The lunacy of my ancestors factors into the story of my hair like anything else that demands silence; it is a condition from which the hair might be an ennobling escape, a victory of aesthetics over life, as though hair were either a question of life or aesthetics, but never both. At the same time, my deceased ancestors rise up around me. As I speak they return as versions of themselves distinct from the way I remember them. This is not the story of their states of mind, which I would never dare to tell, but that of the meeting between grace and circumstance, the encounter of the book with its hair. There is nothing to say of hair that does not pose a problem. To say something consists of bringing to the surface that which, because it is second nature, often remains undetected.It’s occurred to me that I might owe the daily reminder of what ties me to my family to the haircut I received at six months of age.
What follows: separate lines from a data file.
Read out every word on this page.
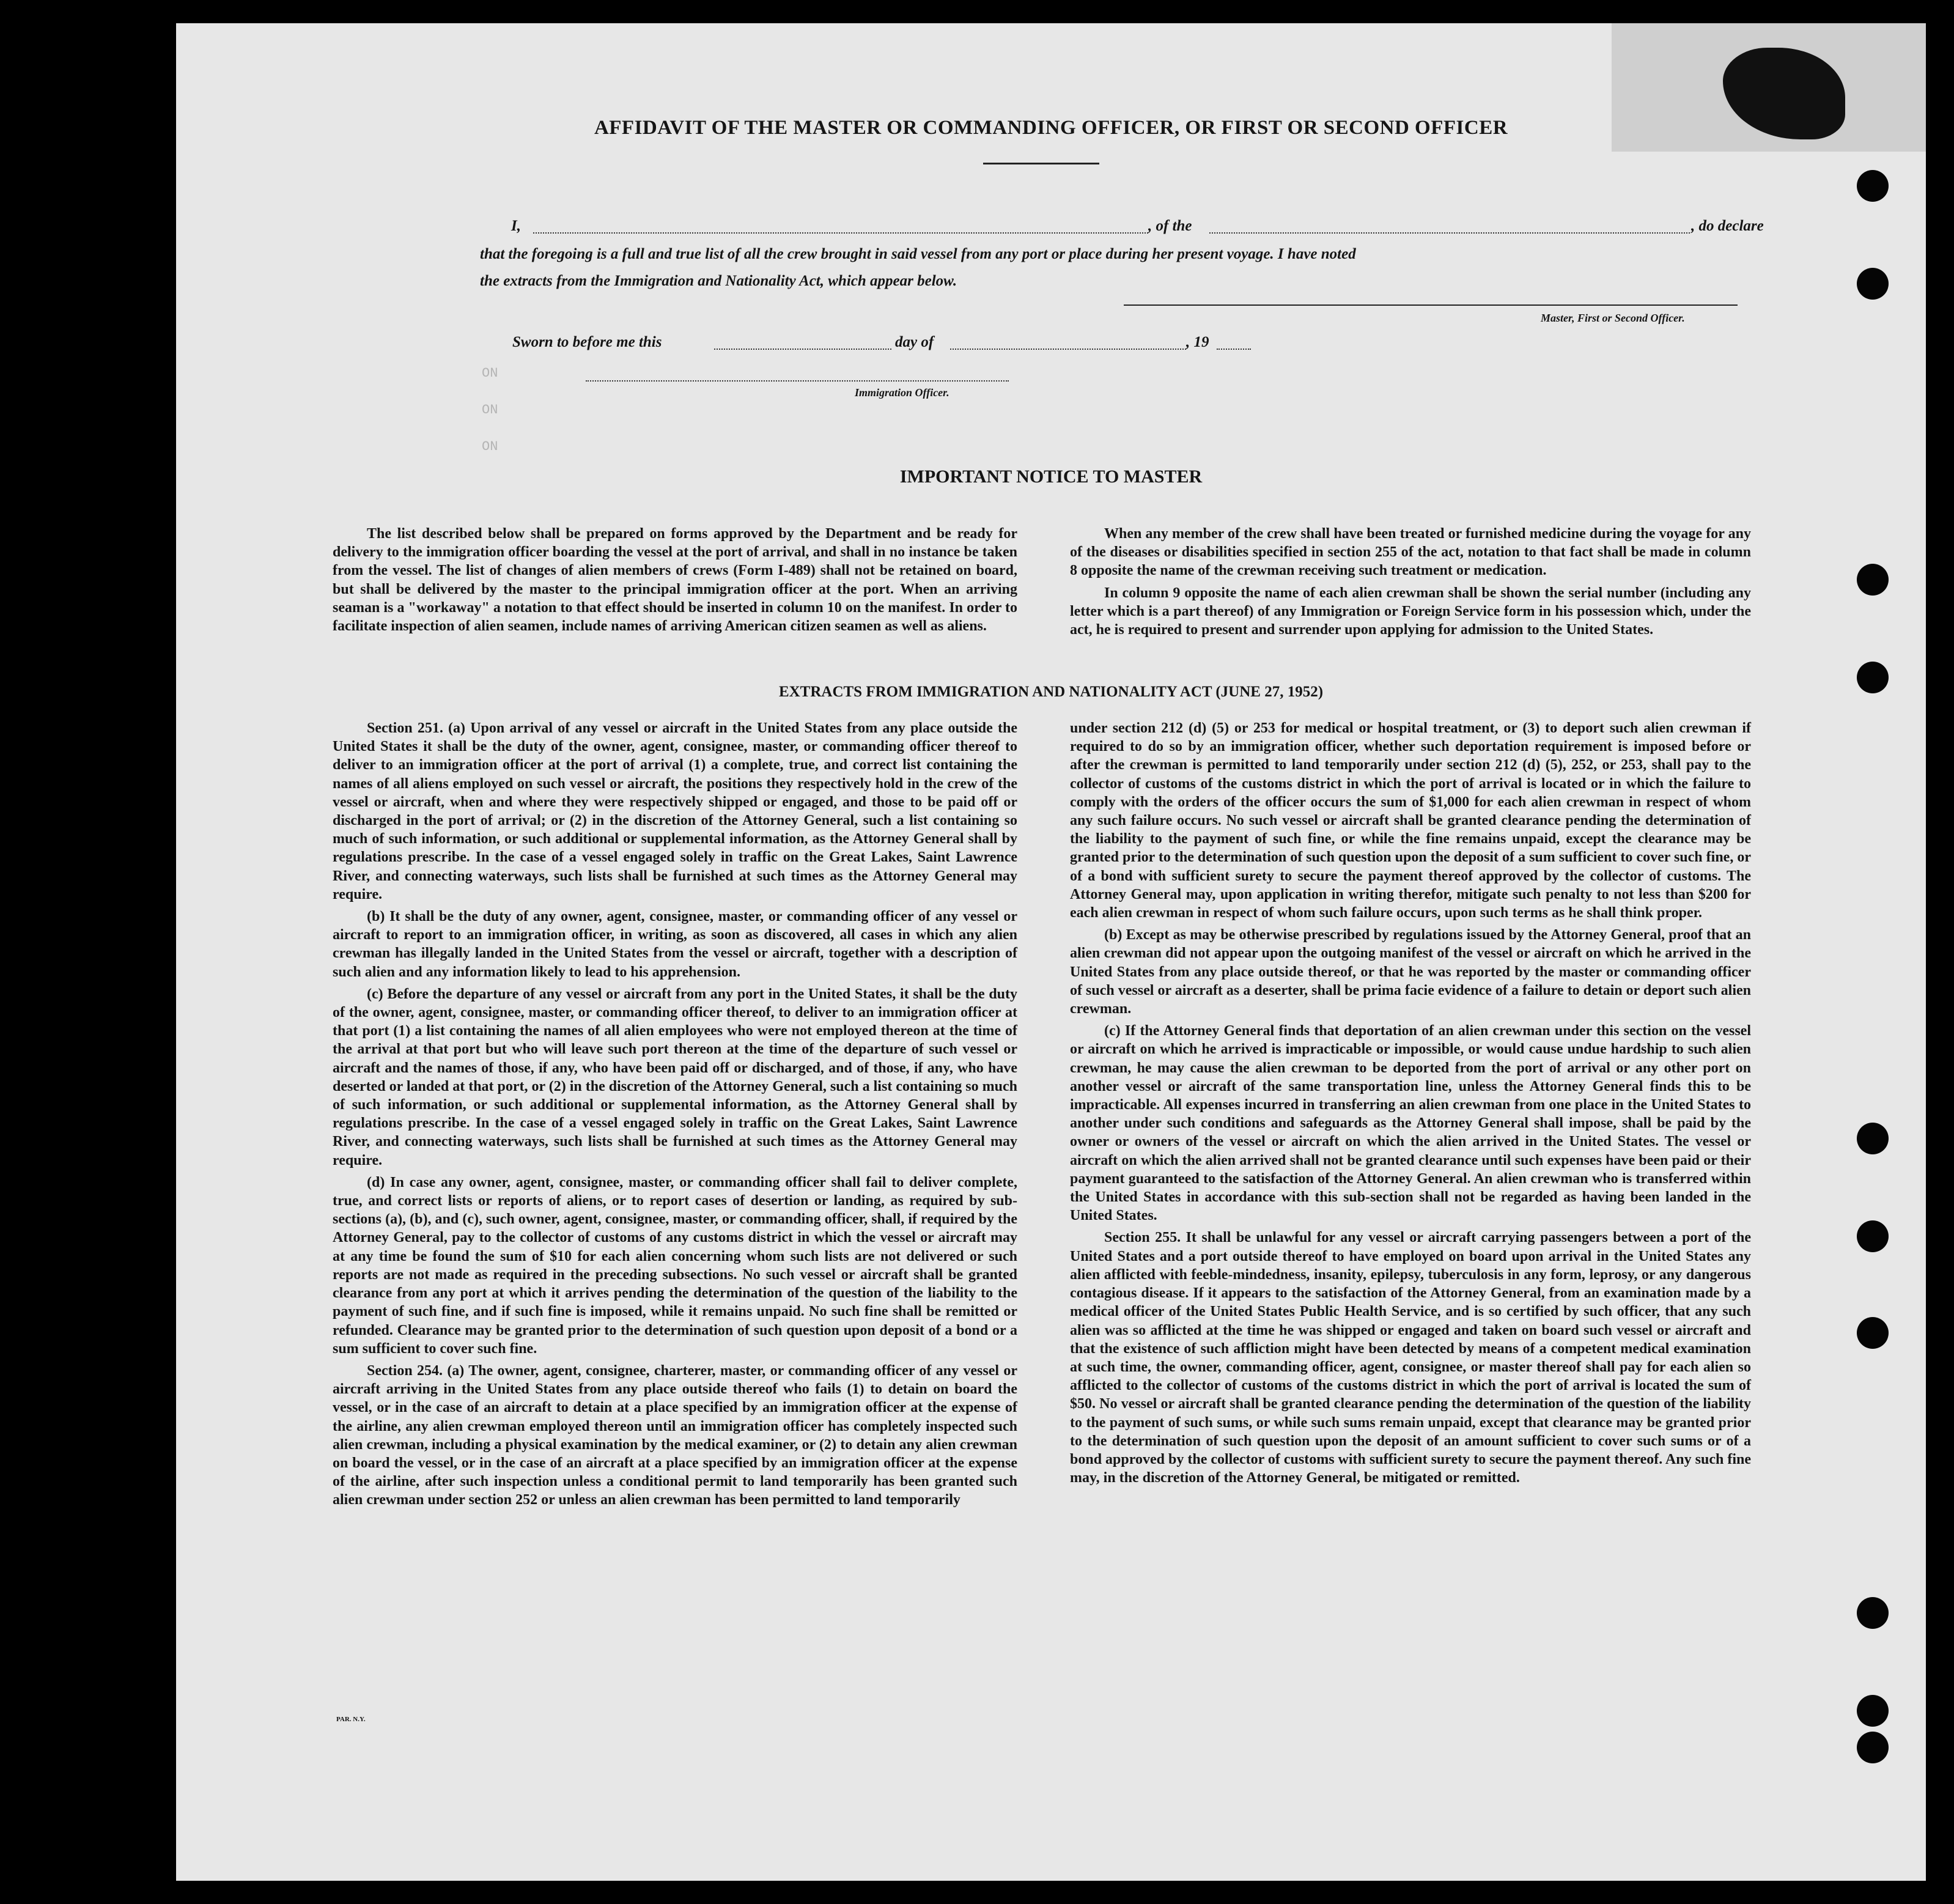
AFFIDAVIT OF THE MASTER OR COMMANDING OFFICER, OR FIRST OR SECOND OFFICER
I,	, of the	, do declare
that the foregoing is a full and true list of all the crew brought in said vessel from any port or place during her present voyage. I have noted
the extracts from the Immigration and Nationality Act, which appear below.
Master, First or Second Officer.
Sworn to before me this	day of	, 19
Immigration Officer.
ON
ON
ON
IMPORTANT NOTICE TO MASTER

The list described below shall be prepared on forms approved by the Department and be ready for delivery to the immigration officer boarding the vessel at the port of arrival, and shall in no instance be taken from the vessel. The list of changes of alien members of crews (Form I-489) shall not be retained on board, but shall be delivered by the master to the principal immigration officer at the port. When an arriving seaman is a "workaway" a notation to that effect should be inserted in column 10 on the manifest. In order to facilitate inspection of alien seamen, include names of arriving American citizen seamen as well as aliens.

When any member of the crew shall have been treated or furnished medicine during the voyage for any of the diseases or disabilities specified in section 255 of the act, notation to that fact shall be made in column 8 opposite the name of the crewman receiving such treatment or medication.

In column 9 opposite the name of each alien crewman shall be shown the serial number (including any letter which is a part thereof) of any Immigration or Foreign Service form in his possession which, under the act, he is required to present and surrender upon applying for admission to the United States.

EXTRACTS FROM IMMIGRATION AND NATIONALITY ACT (JUNE 27, 1952)

Section 251. (a) Upon arrival of any vessel or aircraft in the United States from any place outside the United States it shall be the duty of the owner, agent, consignee, master, or commanding officer thereof to deliver to an immigration officer at the port of arrival (1) a complete, true, and correct list containing the names of all aliens employed on such vessel or aircraft, the positions they respectively hold in the crew of the vessel or aircraft, when and where they were respectively shipped or engaged, and those to be paid off or discharged in the port of arrival; or (2) in the discretion of the Attorney General, such a list containing so much of such information, or such additional or supplemental information, as the Attorney General shall by regulations prescribe. In the case of a vessel engaged solely in traffic on the Great Lakes, Saint Lawrence River, and connecting waterways, such lists shall be furnished at such times as the Attorney General may require.

(b) It shall be the duty of any owner, agent, consignee, master, or commanding officer of any vessel or aircraft to report to an immigration officer, in writing, as soon as discovered, all cases in which any alien crewman has illegally landed in the United States from the vessel or aircraft, together with a description of such alien and any information likely to lead to his apprehension.

(c) Before the departure of any vessel or aircraft from any port in the United States, it shall be the duty of the owner, agent, consignee, master, or commanding officer thereof, to deliver to an immigration officer at that port (1) a list containing the names of all alien employees who were not employed thereon at the time of the arrival at that port but who will leave such port thereon at the time of the departure of such vessel or aircraft and the names of those, if any, who have been paid off or discharged, and of those, if any, who have deserted or landed at that port, or (2) in the discretion of the Attorney General, such a list containing so much of such information, or such additional or supplemental information, as the Attorney General shall by regulations prescribe. In the case of a vessel engaged solely in traffic on the Great Lakes, Saint Lawrence River, and connecting waterways, such lists shall be furnished at such times as the Attorney General may require.

(d) In case any owner, agent, consignee, master, or commanding officer shall fail to deliver complete, true, and correct lists or reports of aliens, or to report cases of desertion or landing, as required by sub-sections (a), (b), and (c), such owner, agent, consignee, master, or commanding officer, shall, if required by the Attorney General, pay to the collector of customs of any customs district in which the vessel or aircraft may at any time be found the sum of $10 for each alien concerning whom such lists are not delivered or such reports are not made as required in the preceding subsections. No such vessel or aircraft shall be granted clearance from any port at which it arrives pending the determination of the question of the liability to the payment of such fine, and if such fine is imposed, while it remains unpaid. No such fine shall be remitted or refunded. Clearance may be granted prior to the determination of such question upon deposit of a bond or a sum sufficient to cover such fine.

Section 254. (a) The owner, agent, consignee, charterer, master, or commanding officer of any vessel or aircraft arriving in the United States from any place outside thereof who fails (1) to detain on board the vessel, or in the case of an aircraft to detain at a place specified by an immigration officer at the expense of the airline, any alien crewman employed thereon until an immigration officer has completely inspected such alien crewman, including a physical examination by the medical examiner, or (2) to detain any alien crewman on board the vessel, or in the case of an aircraft at a place specified by an immigration officer at the expense of the airline, after such inspection unless a conditional permit to land temporarily has been granted such alien crewman under section 252 or unless an alien crewman has been permitted to land temporarily

under section 212 (d) (5) or 253 for medical or hospital treatment, or (3) to deport such alien crewman if required to do so by an immigration officer, whether such deportation requirement is imposed before or after the crewman is permitted to land temporarily under section 212 (d) (5), 252, or 253, shall pay to the collector of customs of the customs district in which the port of arrival is located or in which the failure to comply with the orders of the officer occurs the sum of $1,000 for each alien crewman in respect of whom any such failure occurs. No such vessel or aircraft shall be granted clearance pending the determination of the liability to the payment of such fine, or while the fine remains unpaid, except the clearance may be granted prior to the determination of such question upon the deposit of a sum sufficient to cover such fine, or of a bond with sufficient surety to secure the payment thereof approved by the collector of customs. The Attorney General may, upon application in writing therefor, mitigate such penalty to not less than $200 for each alien crewman in respect of whom such failure occurs, upon such terms as he shall think proper.

(b) Except as may be otherwise prescribed by regulations issued by the Attorney General, proof that an alien crewman did not appear upon the outgoing manifest of the vessel or aircraft on which he arrived in the United States from any place outside thereof, or that he was reported by the master or commanding officer of such vessel or aircraft as a deserter, shall be prima facie evidence of a failure to detain or deport such alien crewman.

(c) If the Attorney General finds that deportation of an alien crewman under this section on the vessel or aircraft on which he arrived is impracticable or impossible, or would cause undue hardship to such alien crewman, he may cause the alien crewman to be deported from the port of arrival or any other port on another vessel or aircraft of the same transportation line, unless the Attorney General finds this to be impracticable. All expenses incurred in transferring an alien crewman from one place in the United States to another under such conditions and safeguards as the Attorney General shall impose, shall be paid by the owner or owners of the vessel or aircraft on which the alien arrived in the United States. The vessel or aircraft on which the alien arrived shall not be granted clearance until such expenses have been paid or their payment guaranteed to the satisfaction of the Attorney General. An alien crewman who is transferred within the United States in accordance with this sub-section shall not be regarded as having been landed in the United States.

Section 255. It shall be unlawful for any vessel or aircraft carrying passengers between a port of the United States and a port outside thereof to have employed on board upon arrival in the United States any alien afflicted with feeble-mindedness, insanity, epilepsy, tuberculosis in any form, leprosy, or any dangerous contagious disease. If it appears to the satisfaction of the Attorney General, from an examination made by a medical officer of the United States Public Health Service, and is so certified by such officer, that any such alien was so afflicted at the time he was shipped or engaged and taken on board such vessel or aircraft and that the existence of such affliction might have been detected by means of a competent medical examination at such time, the owner, commanding officer, agent, consignee, or master thereof shall pay for each alien so afflicted to the collector of customs of the customs district in which the port of arrival is located the sum of $50. No vessel or aircraft shall be granted clearance pending the determination of the question of the liability to the payment of such sums, or while such sums remain unpaid, except that clearance may be granted prior to the determination of such question upon the deposit of an amount sufficient to cover such sums or of a bond approved by the collector of customs with sufficient surety to secure the payment thereof. Any such fine may, in the discretion of the Attorney General, be mitigated or remitted.

PAR. N.Y.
Stepping off the plane, evoking the image of a statesman’s lover who lands hours after the plane full of government officials, the girlish Constança would begin by unbuttoning her jacket. The steamy Luanda air hinted at the long-awaited absence of her aunts from strolls through the park, during which, by simple miracle, there’s nothing to suggest that she’d been discovered walking hand in hand with my grandfather. From the state of the weather to the state of the state, she traded bits of conversation in exchange for being hand-fed biscuits dipped in tea. I can identify in her Papá’s noble carriage, in the era’s high-waisted pants, the coat, the hat, a certain uprightness that his old immigrant’s hunchback would later subdue. During the newscast’s commercial break—a toothpaste ad—Constança was a frequent subject of conversation between my grandfather and me, our fear of hurting my grandmother’s feelings often interrupting. But it was also a pretext to blackmail an irritated Grandpa Castro: either he gave us money for candy or “Hey, what about that blonde girl?”—as though we’d divined that there was more to this girl than the promise of fresh breath and reduced tartar. I leave her here, like a half-empty tube of Couto-brand toothpaste, abandoned in a plastic cup covered in a layer of mineral scum, next to the toothbrushes, in memory of my dear Grandma Maria, in whom a burning jealousy took root that would last for the rest of her life.